When anyone mentions Argentina the immediate thought is Argentine beef, however the world’s third-largest grain producer naturally has a thriving pork industry and a herd of six million pigs with an abundant supply of feed, as most of the cattle are fattened on grass. In the last 10 years, pig production in Argentina grew 109 percent; Argentina is ranked as the 20th pig producer in the world with 0.22 percent of the total world production.
According to a report by the Argentinian Ministry of Agriculture, last year, Argentina had almost 3.5 million head of pigs, a 6.06% year-on-year increase. These pigs are spread out over more than 50,000 production units – from subsistence production to vertical integration. About 80% of the units have less than 10 sows and only 0.1% have more than 500 sows.

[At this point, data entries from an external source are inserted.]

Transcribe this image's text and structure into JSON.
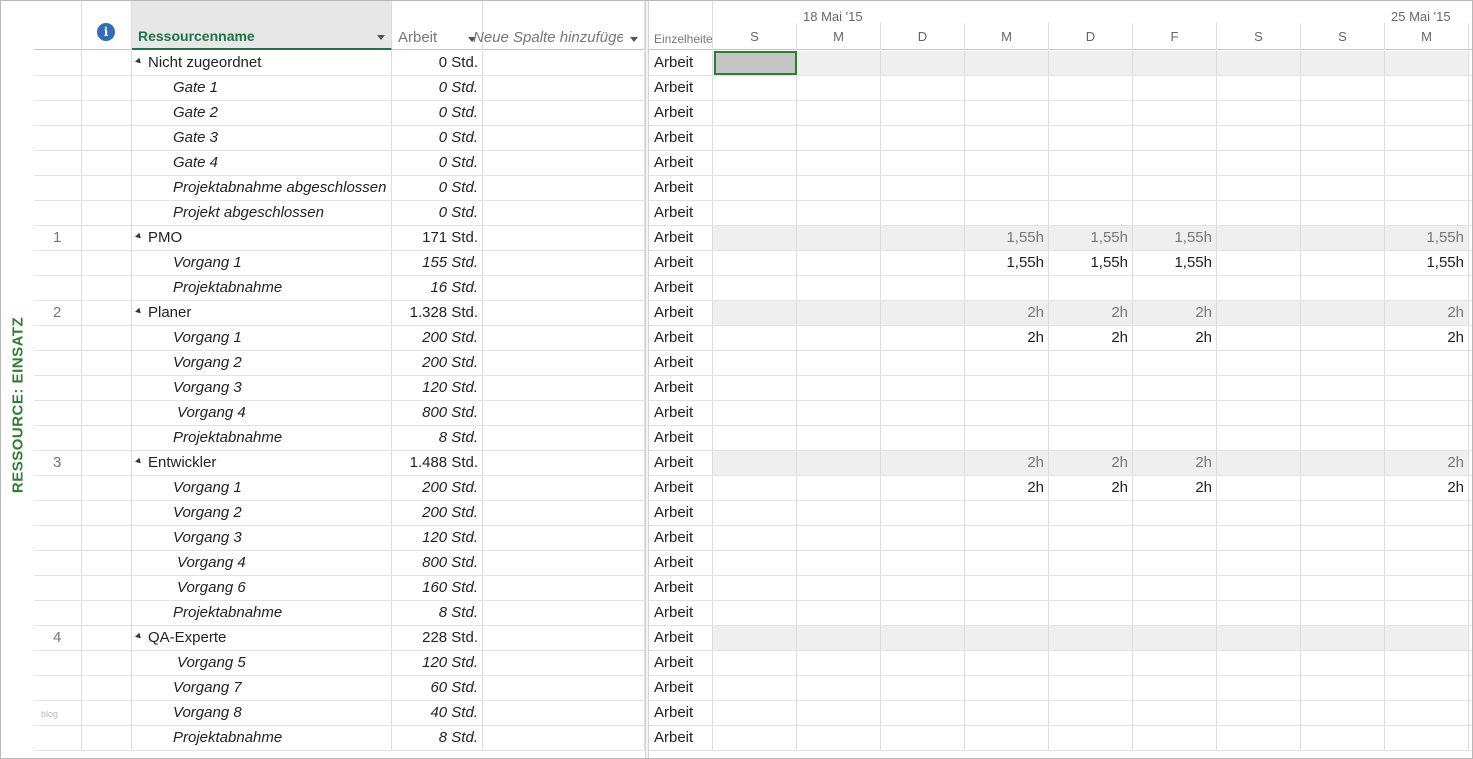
{
  "view_label": "RESSOURCE: EINSATZ",
  "columns": {
    "resource_name": "Ressourcenname",
    "work": "Arbeit",
    "add_column": "Neue Spalte hinzufügen",
    "details": "Einzelheiten"
  },
  "timescale": {
    "weeks": [
      {
        "label": "18 Mai '15"
      },
      {
        "label": "25 Mai '15"
      }
    ],
    "days": [
      "S",
      "M",
      "D",
      "M",
      "D",
      "F",
      "S",
      "S",
      "M"
    ]
  },
  "rows": [
    {
      "id": "",
      "name": "Nicht zugeordnet",
      "work": "0 Std.",
      "type": "parent",
      "detail": "Arbeit",
      "values": [
        "",
        "",
        "",
        "",
        "",
        "",
        "",
        "",
        ""
      ]
    },
    {
      "id": "",
      "name": "Gate 1",
      "work": "0 Std.",
      "type": "child",
      "detail": "Arbeit",
      "values": [
        "",
        "",
        "",
        "",
        "",
        "",
        "",
        "",
        ""
      ]
    },
    {
      "id": "",
      "name": "Gate 2",
      "work": "0 Std.",
      "type": "child",
      "detail": "Arbeit",
      "values": [
        "",
        "",
        "",
        "",
        "",
        "",
        "",
        "",
        ""
      ]
    },
    {
      "id": "",
      "name": "Gate 3",
      "work": "0 Std.",
      "type": "child",
      "detail": "Arbeit",
      "values": [
        "",
        "",
        "",
        "",
        "",
        "",
        "",
        "",
        ""
      ]
    },
    {
      "id": "",
      "name": "Gate 4",
      "work": "0 Std.",
      "type": "child",
      "detail": "Arbeit",
      "values": [
        "",
        "",
        "",
        "",
        "",
        "",
        "",
        "",
        ""
      ]
    },
    {
      "id": "",
      "name": "Projektabnahme abgeschlossen",
      "work": "0 Std.",
      "type": "child",
      "detail": "Arbeit",
      "values": [
        "",
        "",
        "",
        "",
        "",
        "",
        "",
        "",
        ""
      ]
    },
    {
      "id": "",
      "name": "Projekt abgeschlossen",
      "work": "0 Std.",
      "type": "child",
      "detail": "Arbeit",
      "values": [
        "",
        "",
        "",
        "",
        "",
        "",
        "",
        "",
        ""
      ]
    },
    {
      "id": "1",
      "name": "PMO",
      "work": "171 Std.",
      "type": "parent",
      "detail": "Arbeit",
      "values": [
        "",
        "",
        "",
        "1,55h",
        "1,55h",
        "1,55h",
        "",
        "",
        "1,55h"
      ]
    },
    {
      "id": "",
      "name": "Vorgang 1",
      "work": "155 Std.",
      "type": "child",
      "detail": "Arbeit",
      "values": [
        "",
        "",
        "",
        "1,55h",
        "1,55h",
        "1,55h",
        "",
        "",
        "1,55h"
      ]
    },
    {
      "id": "",
      "name": "Projektabnahme",
      "work": "16 Std.",
      "type": "child",
      "detail": "Arbeit",
      "values": [
        "",
        "",
        "",
        "",
        "",
        "",
        "",
        "",
        ""
      ]
    },
    {
      "id": "2",
      "name": "Planer",
      "work": "1.328 Std.",
      "type": "parent",
      "detail": "Arbeit",
      "values": [
        "",
        "",
        "",
        "2h",
        "2h",
        "2h",
        "",
        "",
        "2h"
      ]
    },
    {
      "id": "",
      "name": "Vorgang 1",
      "work": "200 Std.",
      "type": "child",
      "detail": "Arbeit",
      "values": [
        "",
        "",
        "",
        "2h",
        "2h",
        "2h",
        "",
        "",
        "2h"
      ]
    },
    {
      "id": "",
      "name": "Vorgang 2",
      "work": "200 Std.",
      "type": "child",
      "detail": "Arbeit",
      "values": [
        "",
        "",
        "",
        "",
        "",
        "",
        "",
        "",
        ""
      ]
    },
    {
      "id": "",
      "name": "Vorgang 3",
      "work": "120 Std.",
      "type": "child",
      "detail": "Arbeit",
      "values": [
        "",
        "",
        "",
        "",
        "",
        "",
        "",
        "",
        ""
      ]
    },
    {
      "id": "",
      "name": "Vorgang 4",
      "work": "800 Std.",
      "type": "child",
      "extra_indent": true,
      "detail": "Arbeit",
      "values": [
        "",
        "",
        "",
        "",
        "",
        "",
        "",
        "",
        ""
      ]
    },
    {
      "id": "",
      "name": "Projektabnahme",
      "work": "8 Std.",
      "type": "child",
      "detail": "Arbeit",
      "values": [
        "",
        "",
        "",
        "",
        "",
        "",
        "",
        "",
        ""
      ]
    },
    {
      "id": "3",
      "name": "Entwickler",
      "work": "1.488 Std.",
      "type": "parent",
      "detail": "Arbeit",
      "values": [
        "",
        "",
        "",
        "2h",
        "2h",
        "2h",
        "",
        "",
        "2h"
      ]
    },
    {
      "id": "",
      "name": "Vorgang 1",
      "work": "200 Std.",
      "type": "child",
      "detail": "Arbeit",
      "values": [
        "",
        "",
        "",
        "2h",
        "2h",
        "2h",
        "",
        "",
        "2h"
      ]
    },
    {
      "id": "",
      "name": "Vorgang 2",
      "work": "200 Std.",
      "type": "child",
      "detail": "Arbeit",
      "values": [
        "",
        "",
        "",
        "",
        "",
        "",
        "",
        "",
        ""
      ]
    },
    {
      "id": "",
      "name": "Vorgang 3",
      "work": "120 Std.",
      "type": "child",
      "detail": "Arbeit",
      "values": [
        "",
        "",
        "",
        "",
        "",
        "",
        "",
        "",
        ""
      ]
    },
    {
      "id": "",
      "name": "Vorgang 4",
      "work": "800 Std.",
      "type": "child",
      "extra_indent": true,
      "detail": "Arbeit",
      "values": [
        "",
        "",
        "",
        "",
        "",
        "",
        "",
        "",
        ""
      ]
    },
    {
      "id": "",
      "name": "Vorgang 6",
      "work": "160 Std.",
      "type": "child",
      "extra_indent": true,
      "detail": "Arbeit",
      "values": [
        "",
        "",
        "",
        "",
        "",
        "",
        "",
        "",
        ""
      ]
    },
    {
      "id": "",
      "name": "Projektabnahme",
      "work": "8 Std.",
      "type": "child",
      "detail": "Arbeit",
      "values": [
        "",
        "",
        "",
        "",
        "",
        "",
        "",
        "",
        ""
      ]
    },
    {
      "id": "4",
      "name": "QA-Experte",
      "work": "228 Std.",
      "type": "parent",
      "detail": "Arbeit",
      "values": [
        "",
        "",
        "",
        "",
        "",
        "",
        "",
        "",
        ""
      ]
    },
    {
      "id": "",
      "name": "Vorgang 5",
      "work": "120 Std.",
      "type": "child",
      "extra_indent": true,
      "detail": "Arbeit",
      "values": [
        "",
        "",
        "",
        "",
        "",
        "",
        "",
        "",
        ""
      ]
    },
    {
      "id": "",
      "name": "Vorgang 7",
      "work": "60 Std.",
      "type": "child",
      "detail": "Arbeit",
      "values": [
        "",
        "",
        "",
        "",
        "",
        "",
        "",
        "",
        ""
      ]
    },
    {
      "id": "",
      "name": "Vorgang 8",
      "work": "40 Std.",
      "type": "child",
      "detail": "Arbeit",
      "values": [
        "",
        "",
        "",
        "",
        "",
        "",
        "",
        "",
        ""
      ]
    },
    {
      "id": "",
      "name": "Projektabnahme",
      "work": "8 Std.",
      "type": "child",
      "detail": "Arbeit",
      "values": [
        "",
        "",
        "",
        "",
        "",
        "",
        "",
        "",
        ""
      ]
    }
  ],
  "watermark": "blog",
  "colors": {
    "accent": "#217346",
    "selection": "#c5c5c5",
    "parent_timephased_bg": "#efefef"
  }
}
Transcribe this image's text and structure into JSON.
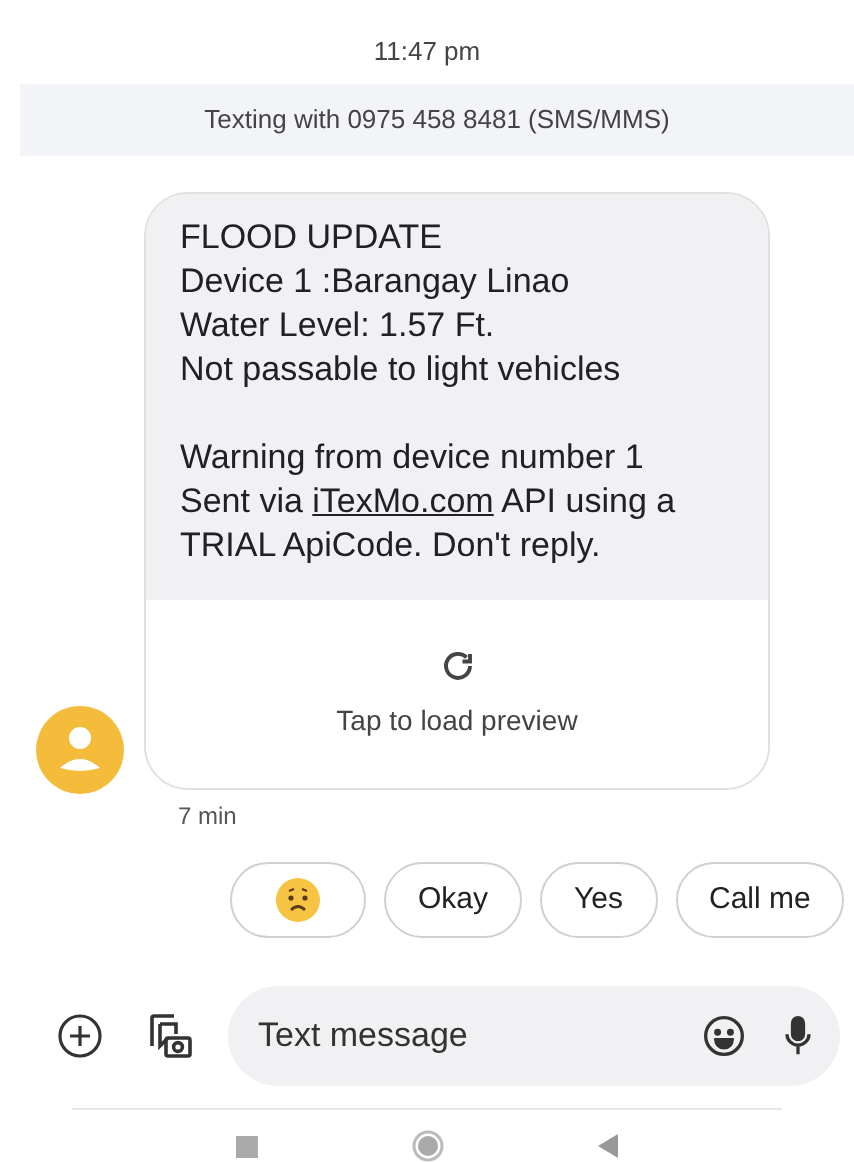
{
  "timestamp": "11:47 pm",
  "banner": "Texting with 0975 458 8481 (SMS/MMS)",
  "message": {
    "lines": [
      "FLOOD UPDATE",
      "Device 1 :Barangay Linao",
      "Water Level: 1.57 Ft.",
      "Not passable to light vehicles"
    ],
    "warning": "Warning from device number 1",
    "sent_before": "Sent via ",
    "link": "iTexMo.com",
    "sent_after": " API using a",
    "last_line": "TRIAL ApiCode. Don't reply.",
    "preview": "Tap to load preview",
    "time": "7 min"
  },
  "suggestions": [
    {
      "kind": "emoji"
    },
    {
      "kind": "text",
      "label": "Okay"
    },
    {
      "kind": "text",
      "label": "Yes"
    },
    {
      "kind": "text",
      "label": "Call me"
    }
  ],
  "composer": {
    "placeholder": "Text message"
  }
}
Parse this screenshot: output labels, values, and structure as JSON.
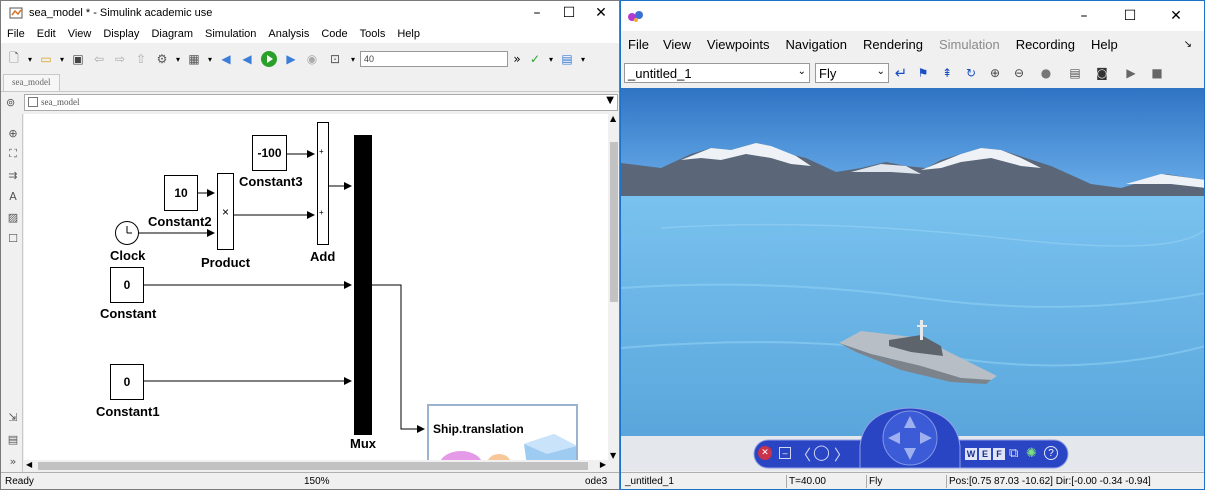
{
  "simulink": {
    "window_title": "sea_model * - Simulink academic use",
    "menu": [
      "File",
      "Edit",
      "View",
      "Display",
      "Diagram",
      "Simulation",
      "Analysis",
      "Code",
      "Tools",
      "Help"
    ],
    "stop_time": "40",
    "tab": "sea_model",
    "address": "sea_model",
    "blocks": {
      "constant3_value": "-100",
      "constant3_label": "Constant3",
      "constant2_value": "10",
      "constant2_label": "Constant2",
      "clock_label": "Clock",
      "product_sign": "×",
      "product_label": "Product",
      "add_label": "Add",
      "add_sign1": "+",
      "add_sign2": "+",
      "constant_value": "0",
      "constant_label": "Constant",
      "constant1_value": "0",
      "constant1_label": "Constant1",
      "mux_label": "Mux",
      "vr_label": "Ship.translation"
    },
    "status": {
      "left": "Ready",
      "zoom": "150%",
      "solver": "ode3"
    }
  },
  "vr": {
    "menu": [
      "File",
      "View",
      "Viewpoints",
      "Navigation",
      "Rendering",
      "Simulation",
      "Recording",
      "Help"
    ],
    "viewpoint_select": "_untitled_1",
    "nav_mode_select": "Fly",
    "nav_letters": [
      "W",
      "E",
      "F"
    ],
    "status": {
      "viewpoint": "_untitled_1",
      "time": "T=40.00",
      "mode": "Fly",
      "pos": "Pos:[0.75 87.03 -10.62] Dir:[-0.00 -0.34 -0.94]"
    },
    "colors": {
      "sky": "#3d86d6",
      "sea": "#5fb2e6",
      "nav_panel": "#2a45c4"
    }
  },
  "icons": {
    "sim_model_icon": "simulink-model-icon",
    "run": "run-icon",
    "vr_logo": "vr-logo-icon"
  }
}
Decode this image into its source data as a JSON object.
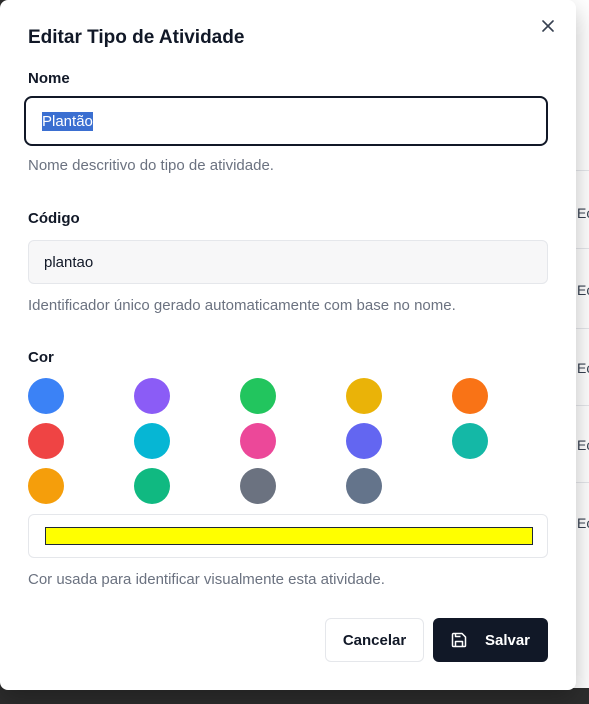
{
  "background": {
    "row_cells": [
      "Ec",
      "Ec",
      "Ec",
      "Ec",
      "Ec"
    ]
  },
  "dialog": {
    "title": "Editar Tipo de Atividade",
    "close_icon": "close-icon"
  },
  "name_field": {
    "label": "Nome",
    "value": "Plantão",
    "help": "Nome descritivo do tipo de atividade."
  },
  "code_field": {
    "label": "Código",
    "value": "plantao",
    "help": "Identificador único gerado automaticamente com base no nome."
  },
  "color_field": {
    "label": "Cor",
    "swatches": [
      "#3b82f6",
      "#8b5cf6",
      "#22c55e",
      "#eab308",
      "#f97316",
      "#ef4444",
      "#06b6d4",
      "#ec4899",
      "#6366f1",
      "#14b8a6",
      "#f59e0b",
      "#10b981",
      "#6b7280",
      "#64748b"
    ],
    "selected_color": "#ffff00",
    "help": "Cor usada para identificar visualmente esta atividade."
  },
  "actions": {
    "cancel_label": "Cancelar",
    "save_label": "Salvar",
    "save_icon": "save-icon"
  }
}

Argentina is not regarded as a large pork production nation, it is a growing industry. The Argentina government is investing money in the pig industry because they consider pig production as a value-added industry for their corn and soybean producers.
With government funding, the pork industry has begun to install tunnel ventilation systems for summer heat relief. However, the big problem for many is chilled pigs in winter conditions. The pig sale weights decline in the winter and feed conversion gets worse in winter. On the way to find out the reasons for this situation on many farms, it turns out the producers do not do a good job of minimum ventilation. They often use the tunnel curtain as the ventilation inlet for all seasons of the year, so there is no supplemental heat in winter. But on a modernized pig farm, other than the advanced breeding equipment, the complete ventilating and heating system is necessary, so now the advanced cooling and heating facilities are assembled.
Actually, in the 1980s, swine production in Argentina had already started a modernization stage. Owing to the pig farming intensification and genetic and nutritional improvements, the productivity and quality were bettered a lot. Besides, the vertical integration from primary producers’ investment in slaughter plants was also observed. An important investment was made in infrastructure, facilities, and confinement equipment that noticeably improved productivity levels.
Until now, many modernized large pig farms in Argentina has mechanical ventilation, generally consisting of extractors and fans; automatic feeding system; evaporative panel cooling system, or water sprinkler. Of the farrowing/nursing sheds, the farms have heat systems, like thermal blankets, gas heating, radiated heat, and salamander stoves. For the pregnant sows, the farms have pasture and confinement, like sow stalls and farrowing crates. In Argentina, pigs are kept in an extensive open-air system, an intensive confinement system, and in a combination of these two systems.
In general, by the technical efficiency and the expert skills of farmers, the pig farming industry of Argentina is well developing and well developed.